A clever combination of functional DNA and gold nanoparticles has produced a point-of-care diagnostic system that could allow medical workers in developing countries to achieve faster and cheaper detection of many common diseases.
Modern DNA tests can easily pick up sequences that belong to bacteria and viruses, but many of these rely on specialized equipment and training. According to Warren Chan, a biomedical engineering professor at the University of Toronto, gold nanoparticles (GNPs) provide a signal that’s simple enough to read with the naked eye. “When GNPs are monodispersed in solution, they appear red,” he says. “When they aggregate together, oscillating electrons between adjacent particles combine, and they appear blue.”

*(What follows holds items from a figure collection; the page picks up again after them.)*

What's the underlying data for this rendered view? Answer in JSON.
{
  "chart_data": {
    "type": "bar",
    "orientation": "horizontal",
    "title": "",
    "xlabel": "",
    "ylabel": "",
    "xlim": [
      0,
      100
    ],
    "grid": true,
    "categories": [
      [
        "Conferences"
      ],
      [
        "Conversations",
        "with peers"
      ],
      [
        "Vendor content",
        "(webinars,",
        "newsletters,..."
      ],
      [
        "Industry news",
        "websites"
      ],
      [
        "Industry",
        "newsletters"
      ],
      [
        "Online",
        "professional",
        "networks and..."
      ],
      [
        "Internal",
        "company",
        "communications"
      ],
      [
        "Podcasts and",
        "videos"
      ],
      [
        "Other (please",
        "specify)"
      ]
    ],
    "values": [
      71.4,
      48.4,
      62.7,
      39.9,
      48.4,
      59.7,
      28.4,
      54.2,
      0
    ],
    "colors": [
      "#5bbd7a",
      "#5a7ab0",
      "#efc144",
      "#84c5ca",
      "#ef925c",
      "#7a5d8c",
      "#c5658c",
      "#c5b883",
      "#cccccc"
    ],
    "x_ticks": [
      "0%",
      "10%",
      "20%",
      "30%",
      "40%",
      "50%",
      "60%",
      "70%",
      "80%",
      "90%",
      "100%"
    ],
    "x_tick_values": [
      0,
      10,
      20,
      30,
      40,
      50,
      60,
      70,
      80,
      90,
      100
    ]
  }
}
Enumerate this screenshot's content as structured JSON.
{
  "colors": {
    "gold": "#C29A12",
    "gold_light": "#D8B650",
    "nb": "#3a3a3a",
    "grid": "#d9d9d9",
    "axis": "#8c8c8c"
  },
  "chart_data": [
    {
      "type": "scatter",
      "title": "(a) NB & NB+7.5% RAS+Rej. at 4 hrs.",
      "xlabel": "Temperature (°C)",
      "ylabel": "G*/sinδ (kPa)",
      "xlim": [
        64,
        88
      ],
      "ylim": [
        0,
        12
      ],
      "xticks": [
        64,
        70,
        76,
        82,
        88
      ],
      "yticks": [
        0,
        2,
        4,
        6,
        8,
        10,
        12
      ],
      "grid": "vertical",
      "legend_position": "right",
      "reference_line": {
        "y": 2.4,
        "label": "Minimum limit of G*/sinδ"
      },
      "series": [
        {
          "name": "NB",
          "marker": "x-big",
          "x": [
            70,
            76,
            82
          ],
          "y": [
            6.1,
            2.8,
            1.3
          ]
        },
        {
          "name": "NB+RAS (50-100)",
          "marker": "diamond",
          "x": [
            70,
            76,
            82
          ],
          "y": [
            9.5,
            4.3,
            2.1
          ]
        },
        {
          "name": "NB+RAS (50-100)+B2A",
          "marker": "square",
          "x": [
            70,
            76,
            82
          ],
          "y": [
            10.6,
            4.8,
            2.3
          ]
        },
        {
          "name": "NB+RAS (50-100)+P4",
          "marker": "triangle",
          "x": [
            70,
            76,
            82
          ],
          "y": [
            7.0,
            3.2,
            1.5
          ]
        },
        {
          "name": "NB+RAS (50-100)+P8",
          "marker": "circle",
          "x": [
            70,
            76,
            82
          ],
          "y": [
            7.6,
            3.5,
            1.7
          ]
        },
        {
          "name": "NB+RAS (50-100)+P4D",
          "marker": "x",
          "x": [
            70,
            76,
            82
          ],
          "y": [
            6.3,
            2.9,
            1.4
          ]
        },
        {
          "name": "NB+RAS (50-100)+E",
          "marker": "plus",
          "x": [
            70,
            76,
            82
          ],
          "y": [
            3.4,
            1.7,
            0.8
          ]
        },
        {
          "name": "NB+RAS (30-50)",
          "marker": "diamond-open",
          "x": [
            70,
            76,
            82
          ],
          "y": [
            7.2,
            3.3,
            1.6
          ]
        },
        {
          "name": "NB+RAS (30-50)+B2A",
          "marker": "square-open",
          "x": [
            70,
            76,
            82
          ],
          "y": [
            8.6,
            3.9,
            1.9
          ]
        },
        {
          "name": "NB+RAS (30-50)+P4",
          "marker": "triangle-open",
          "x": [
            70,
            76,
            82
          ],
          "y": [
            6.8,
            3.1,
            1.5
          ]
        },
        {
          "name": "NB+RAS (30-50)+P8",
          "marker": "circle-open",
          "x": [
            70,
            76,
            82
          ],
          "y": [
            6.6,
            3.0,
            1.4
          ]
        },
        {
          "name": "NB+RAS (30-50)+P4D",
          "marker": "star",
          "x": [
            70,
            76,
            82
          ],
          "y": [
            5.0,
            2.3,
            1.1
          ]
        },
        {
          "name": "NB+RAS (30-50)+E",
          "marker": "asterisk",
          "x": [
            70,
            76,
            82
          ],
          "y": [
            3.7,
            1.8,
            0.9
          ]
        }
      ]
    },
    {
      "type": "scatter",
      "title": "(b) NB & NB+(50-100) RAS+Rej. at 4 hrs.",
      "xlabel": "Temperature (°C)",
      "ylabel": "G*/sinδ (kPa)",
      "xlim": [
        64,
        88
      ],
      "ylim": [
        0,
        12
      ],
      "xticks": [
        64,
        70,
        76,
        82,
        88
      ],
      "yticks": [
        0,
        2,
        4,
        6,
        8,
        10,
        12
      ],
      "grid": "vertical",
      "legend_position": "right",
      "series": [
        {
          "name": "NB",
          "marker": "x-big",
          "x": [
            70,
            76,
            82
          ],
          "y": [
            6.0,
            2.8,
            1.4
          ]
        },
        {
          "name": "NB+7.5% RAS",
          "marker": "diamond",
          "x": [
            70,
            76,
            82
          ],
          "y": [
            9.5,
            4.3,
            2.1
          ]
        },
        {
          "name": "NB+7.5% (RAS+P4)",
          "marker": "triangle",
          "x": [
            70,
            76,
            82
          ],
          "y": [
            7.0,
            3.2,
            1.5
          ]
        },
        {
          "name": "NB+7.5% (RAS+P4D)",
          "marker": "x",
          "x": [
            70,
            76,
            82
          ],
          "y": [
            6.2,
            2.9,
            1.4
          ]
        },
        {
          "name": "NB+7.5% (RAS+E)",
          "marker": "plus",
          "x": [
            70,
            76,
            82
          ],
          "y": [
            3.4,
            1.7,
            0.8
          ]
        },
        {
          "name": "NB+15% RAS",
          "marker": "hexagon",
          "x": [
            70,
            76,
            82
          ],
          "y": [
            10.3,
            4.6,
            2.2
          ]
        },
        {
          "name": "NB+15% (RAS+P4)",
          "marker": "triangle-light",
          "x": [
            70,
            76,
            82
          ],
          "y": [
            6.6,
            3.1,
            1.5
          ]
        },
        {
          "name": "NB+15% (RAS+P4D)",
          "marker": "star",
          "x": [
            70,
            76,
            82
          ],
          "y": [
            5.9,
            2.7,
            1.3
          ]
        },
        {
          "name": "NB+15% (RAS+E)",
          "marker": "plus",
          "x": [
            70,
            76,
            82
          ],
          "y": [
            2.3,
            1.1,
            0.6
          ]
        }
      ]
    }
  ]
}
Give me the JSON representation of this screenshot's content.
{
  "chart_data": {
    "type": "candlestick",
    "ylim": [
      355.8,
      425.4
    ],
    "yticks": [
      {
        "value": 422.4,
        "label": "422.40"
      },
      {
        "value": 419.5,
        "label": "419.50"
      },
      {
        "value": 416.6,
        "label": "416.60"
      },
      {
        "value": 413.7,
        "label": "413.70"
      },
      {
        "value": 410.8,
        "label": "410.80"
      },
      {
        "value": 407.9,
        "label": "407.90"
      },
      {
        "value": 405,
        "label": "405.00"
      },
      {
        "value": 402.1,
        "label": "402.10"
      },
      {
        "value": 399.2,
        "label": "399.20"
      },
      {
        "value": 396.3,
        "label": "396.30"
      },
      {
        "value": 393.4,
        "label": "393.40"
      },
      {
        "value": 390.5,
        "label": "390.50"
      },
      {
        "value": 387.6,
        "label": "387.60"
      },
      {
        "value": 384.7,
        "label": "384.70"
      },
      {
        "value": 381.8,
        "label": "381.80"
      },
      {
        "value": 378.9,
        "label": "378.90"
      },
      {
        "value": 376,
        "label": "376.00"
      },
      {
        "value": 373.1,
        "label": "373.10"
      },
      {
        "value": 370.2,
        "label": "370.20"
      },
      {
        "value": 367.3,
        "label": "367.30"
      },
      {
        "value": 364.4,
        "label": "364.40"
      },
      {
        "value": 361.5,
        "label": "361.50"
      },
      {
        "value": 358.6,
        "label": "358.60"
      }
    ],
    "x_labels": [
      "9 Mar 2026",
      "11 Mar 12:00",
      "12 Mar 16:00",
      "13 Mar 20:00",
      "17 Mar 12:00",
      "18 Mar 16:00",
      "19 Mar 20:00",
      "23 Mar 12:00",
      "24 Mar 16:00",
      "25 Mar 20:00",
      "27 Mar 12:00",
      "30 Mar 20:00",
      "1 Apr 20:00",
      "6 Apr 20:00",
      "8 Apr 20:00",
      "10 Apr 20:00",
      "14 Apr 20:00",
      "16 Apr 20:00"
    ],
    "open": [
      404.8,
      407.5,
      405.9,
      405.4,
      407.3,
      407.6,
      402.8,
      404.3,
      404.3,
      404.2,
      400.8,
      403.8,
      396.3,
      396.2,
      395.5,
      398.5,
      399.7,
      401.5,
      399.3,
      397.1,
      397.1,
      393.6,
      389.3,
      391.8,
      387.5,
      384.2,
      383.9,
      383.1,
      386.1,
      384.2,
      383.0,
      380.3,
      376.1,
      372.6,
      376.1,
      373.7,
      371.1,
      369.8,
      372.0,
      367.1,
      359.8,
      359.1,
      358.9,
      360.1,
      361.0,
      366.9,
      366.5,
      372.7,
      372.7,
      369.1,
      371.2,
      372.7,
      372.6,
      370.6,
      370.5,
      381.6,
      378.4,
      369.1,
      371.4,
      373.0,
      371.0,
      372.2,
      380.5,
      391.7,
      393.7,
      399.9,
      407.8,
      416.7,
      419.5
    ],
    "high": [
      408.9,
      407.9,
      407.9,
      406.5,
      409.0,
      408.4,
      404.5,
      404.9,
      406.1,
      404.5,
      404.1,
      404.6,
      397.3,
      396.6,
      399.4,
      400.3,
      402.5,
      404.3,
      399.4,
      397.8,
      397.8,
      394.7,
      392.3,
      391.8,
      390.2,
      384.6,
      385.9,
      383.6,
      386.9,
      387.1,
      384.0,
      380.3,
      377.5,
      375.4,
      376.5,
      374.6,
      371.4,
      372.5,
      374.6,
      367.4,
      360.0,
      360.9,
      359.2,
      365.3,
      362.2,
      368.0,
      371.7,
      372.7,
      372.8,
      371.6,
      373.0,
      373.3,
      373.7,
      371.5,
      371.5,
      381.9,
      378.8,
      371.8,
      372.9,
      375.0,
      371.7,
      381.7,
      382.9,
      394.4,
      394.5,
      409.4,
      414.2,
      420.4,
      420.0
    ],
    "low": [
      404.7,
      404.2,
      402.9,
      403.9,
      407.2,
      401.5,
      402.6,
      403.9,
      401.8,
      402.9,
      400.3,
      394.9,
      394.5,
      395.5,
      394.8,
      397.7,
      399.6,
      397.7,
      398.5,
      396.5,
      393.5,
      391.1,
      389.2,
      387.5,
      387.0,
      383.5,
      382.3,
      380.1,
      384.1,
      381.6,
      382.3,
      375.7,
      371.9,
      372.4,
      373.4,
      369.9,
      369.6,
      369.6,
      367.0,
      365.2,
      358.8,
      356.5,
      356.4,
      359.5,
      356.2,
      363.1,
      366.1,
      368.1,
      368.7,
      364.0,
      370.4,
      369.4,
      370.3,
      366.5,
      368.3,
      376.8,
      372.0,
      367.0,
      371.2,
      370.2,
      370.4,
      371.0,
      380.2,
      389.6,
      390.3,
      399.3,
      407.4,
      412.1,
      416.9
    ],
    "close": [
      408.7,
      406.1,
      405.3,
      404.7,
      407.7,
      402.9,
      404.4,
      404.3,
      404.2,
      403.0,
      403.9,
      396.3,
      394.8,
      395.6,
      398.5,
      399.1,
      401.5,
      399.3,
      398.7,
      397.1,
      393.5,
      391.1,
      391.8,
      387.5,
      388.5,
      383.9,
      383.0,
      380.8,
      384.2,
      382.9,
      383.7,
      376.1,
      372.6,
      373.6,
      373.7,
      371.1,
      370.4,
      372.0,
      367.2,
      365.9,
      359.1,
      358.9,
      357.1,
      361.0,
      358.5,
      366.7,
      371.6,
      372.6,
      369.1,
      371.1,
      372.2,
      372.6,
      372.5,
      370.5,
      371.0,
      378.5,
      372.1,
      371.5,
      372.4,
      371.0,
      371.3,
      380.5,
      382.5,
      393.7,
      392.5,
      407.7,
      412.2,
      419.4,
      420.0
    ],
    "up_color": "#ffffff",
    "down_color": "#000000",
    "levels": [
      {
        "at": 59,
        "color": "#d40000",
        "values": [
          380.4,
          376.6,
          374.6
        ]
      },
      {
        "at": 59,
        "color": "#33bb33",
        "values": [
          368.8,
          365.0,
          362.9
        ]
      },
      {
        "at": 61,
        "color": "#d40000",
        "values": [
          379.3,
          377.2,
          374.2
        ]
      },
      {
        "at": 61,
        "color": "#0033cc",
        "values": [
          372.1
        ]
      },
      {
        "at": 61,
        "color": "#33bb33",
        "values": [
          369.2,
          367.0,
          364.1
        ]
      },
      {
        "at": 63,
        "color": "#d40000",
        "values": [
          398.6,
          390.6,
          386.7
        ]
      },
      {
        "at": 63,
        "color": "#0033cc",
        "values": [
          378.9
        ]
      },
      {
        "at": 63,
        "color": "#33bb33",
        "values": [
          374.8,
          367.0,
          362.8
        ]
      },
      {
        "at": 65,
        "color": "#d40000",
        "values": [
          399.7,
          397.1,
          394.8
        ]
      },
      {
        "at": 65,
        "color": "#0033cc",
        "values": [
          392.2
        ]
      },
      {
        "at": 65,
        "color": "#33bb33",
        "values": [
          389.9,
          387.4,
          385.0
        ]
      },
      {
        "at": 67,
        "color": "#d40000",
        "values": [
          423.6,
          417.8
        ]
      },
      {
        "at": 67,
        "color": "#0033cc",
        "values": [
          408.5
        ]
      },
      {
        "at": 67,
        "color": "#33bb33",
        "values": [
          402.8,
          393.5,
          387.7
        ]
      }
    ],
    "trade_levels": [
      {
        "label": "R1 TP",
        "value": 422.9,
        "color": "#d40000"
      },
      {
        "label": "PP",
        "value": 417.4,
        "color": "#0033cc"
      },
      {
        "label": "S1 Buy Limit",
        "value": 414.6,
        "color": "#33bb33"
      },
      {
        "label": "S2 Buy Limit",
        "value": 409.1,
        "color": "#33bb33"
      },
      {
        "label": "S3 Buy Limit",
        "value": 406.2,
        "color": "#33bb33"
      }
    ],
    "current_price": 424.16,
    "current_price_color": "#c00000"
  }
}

GNPs alone can’t detect DNA, but Kyryl Zagorovsky, a PhD candidate in Chan’s lab, solved this problem using functional DNA sequences called DNAzymes. Just as protein-based enzymes can change their shape on binding and thereby cleave certain molecules, so DNAzymes can break apart other sequences when bound to the right target. Zagorovsky coated GNPs with one of two sequences, A or B. He then made linker sequences complimentary to A on one end and B on the other, which aggregated the gold nanoparticles together. Finally, he created DNAzymes that can split the linker sequence only when they are bound to a target. A single bound DNAzyme can split many linkers, amplifying the signal and turning the solution from blue to red.
In a paper published in Angewandte Chemie, Chan and Zagorovsky successfully detected DNA sequences from gonorrhea, syphilis, hepatitis B and malaria. Moreover, the ratio of blue to red emission can be measured to get an idea of the target’s concentration; the system is sensitive enough to detect levels as low as 50 picomoles per litre. “It might seem complicated, but you actually have just three components, which could all be put together as a powder,” says Zagorovsky. “This makes it optimal for use in the field.” He and Chan plan to complete some clinical tests over the summer, and to eventually produce a spin-off company or license the technology to others in order to commercialize the new tool.